Space Encoding: + vs %20

There are two valid ways to encode a space, and the difference matters.

%20 is the standard encoding defined by RFC 3986. It works everywhere in a URL: paths, query strings, fragments.

+ is specific to the application/x-www-form-urlencoded content type, which is what HTML forms submit by default. It is only valid in query strings.

Most servers accept both in query strings, but + in a URL path is treated as a literal plus sign, not a space. If you are building URLs programmatically, %20 is the safer choice because it is unambiguous in every position. Use our URL Decoder to see how different encodings resolve.

UTF-8 and International Characters

Modern URLs support characters from every language through UTF-8 encoding.
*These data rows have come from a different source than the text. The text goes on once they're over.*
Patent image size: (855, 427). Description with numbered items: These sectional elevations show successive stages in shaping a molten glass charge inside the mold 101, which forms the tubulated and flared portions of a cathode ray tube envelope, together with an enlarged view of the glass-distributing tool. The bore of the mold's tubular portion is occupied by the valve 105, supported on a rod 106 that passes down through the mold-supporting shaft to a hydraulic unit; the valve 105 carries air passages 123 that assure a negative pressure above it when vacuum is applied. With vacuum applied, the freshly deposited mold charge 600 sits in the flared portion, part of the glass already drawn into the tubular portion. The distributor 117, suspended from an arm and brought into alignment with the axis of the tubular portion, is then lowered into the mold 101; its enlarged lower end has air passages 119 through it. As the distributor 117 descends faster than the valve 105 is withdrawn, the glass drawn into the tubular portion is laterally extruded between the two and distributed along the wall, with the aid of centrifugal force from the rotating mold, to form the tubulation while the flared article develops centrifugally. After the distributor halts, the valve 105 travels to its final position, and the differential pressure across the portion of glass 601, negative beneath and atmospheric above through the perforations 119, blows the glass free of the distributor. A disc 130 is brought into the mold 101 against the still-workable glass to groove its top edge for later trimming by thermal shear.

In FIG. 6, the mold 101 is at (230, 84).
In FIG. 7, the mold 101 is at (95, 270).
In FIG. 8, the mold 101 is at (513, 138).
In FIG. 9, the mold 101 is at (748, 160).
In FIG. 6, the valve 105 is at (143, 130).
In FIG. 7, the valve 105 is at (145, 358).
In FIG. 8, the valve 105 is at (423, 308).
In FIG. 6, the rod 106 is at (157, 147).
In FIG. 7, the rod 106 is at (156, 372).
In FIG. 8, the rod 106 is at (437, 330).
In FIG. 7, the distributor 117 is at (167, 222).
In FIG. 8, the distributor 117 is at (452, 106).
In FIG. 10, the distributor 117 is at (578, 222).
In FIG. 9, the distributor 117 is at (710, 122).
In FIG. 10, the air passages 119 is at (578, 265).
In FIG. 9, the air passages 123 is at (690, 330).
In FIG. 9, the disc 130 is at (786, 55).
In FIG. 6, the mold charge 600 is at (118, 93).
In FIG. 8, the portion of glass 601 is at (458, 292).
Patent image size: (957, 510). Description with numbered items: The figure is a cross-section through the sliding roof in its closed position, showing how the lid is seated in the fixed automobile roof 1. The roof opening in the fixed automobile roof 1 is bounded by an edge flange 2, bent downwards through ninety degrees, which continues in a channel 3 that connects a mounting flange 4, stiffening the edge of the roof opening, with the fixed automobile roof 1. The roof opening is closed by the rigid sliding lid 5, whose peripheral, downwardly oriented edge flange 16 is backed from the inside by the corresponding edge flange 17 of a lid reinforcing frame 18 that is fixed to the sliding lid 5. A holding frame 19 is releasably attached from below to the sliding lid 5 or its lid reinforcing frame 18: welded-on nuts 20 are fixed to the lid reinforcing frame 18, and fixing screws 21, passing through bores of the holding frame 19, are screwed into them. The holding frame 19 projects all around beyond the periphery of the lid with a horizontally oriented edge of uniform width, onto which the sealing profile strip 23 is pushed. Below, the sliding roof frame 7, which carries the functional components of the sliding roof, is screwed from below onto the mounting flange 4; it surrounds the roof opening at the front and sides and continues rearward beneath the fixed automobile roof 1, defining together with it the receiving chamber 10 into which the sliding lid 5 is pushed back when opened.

When a URL contains non-ASCII characters like u, Chinese characters, or emoji, each character is first converted to its UTF-8 byte sequence, then each byte is percent-encoded individually.

A single character can expand to anywhere from 2 to 12 characters in its encoded form. This is why URLs with international text can look intimidatingly long, but they decode back to the original characters reliably.

Browsers help with this. Modern browsers display the decoded Unicode characters in the address bar while sending the encoded version over the network. So a user sees example.com/cafe even though the actual request uses example.com/caf%C3%A9.

Debugging Encoded URLs

When a URL is not working as expected, encoding is often the culprit. Here is a quick debugging checklist:

1. Decode the URL first. Paste it into our URL Decoder to see what the server actually receives.
2. Look for %25. That is an encoded percent sign, which usually means double encoding happened somewhere.
3. Check for unencoded spaces. Spaces in URLs should be %20 or +, never a literal space. Some tools silently replace spaces, others reject the URL entirely.
4. Verify the encoding function. Are you using encodeURIComponent (for values) or encodeURI (for full URLs)? The wrong one will either over-encode or under-encode.
5. Inspect the raw HTTP request. Browser DevTools (Network tab) shows the actual encoded URL sent to the server, which can differ from what the address bar displays.

Key Takeaways

• URL encoding replaces unsafe characters with %XX hex sequences to prevent ambiguity in URL parsing.
• Use encodeURIComponent for parameter values, encodeURI for complete URLs.
• Watch for double encoding, the most common encoding bug in web applications.
• Prefer %20 over + for spaces unless you are specifically working with form data.
• Non-ASCII characters are encoded as their UTF-8 byte sequences.
• When in doubt, decode the URL to see what the server actually receives.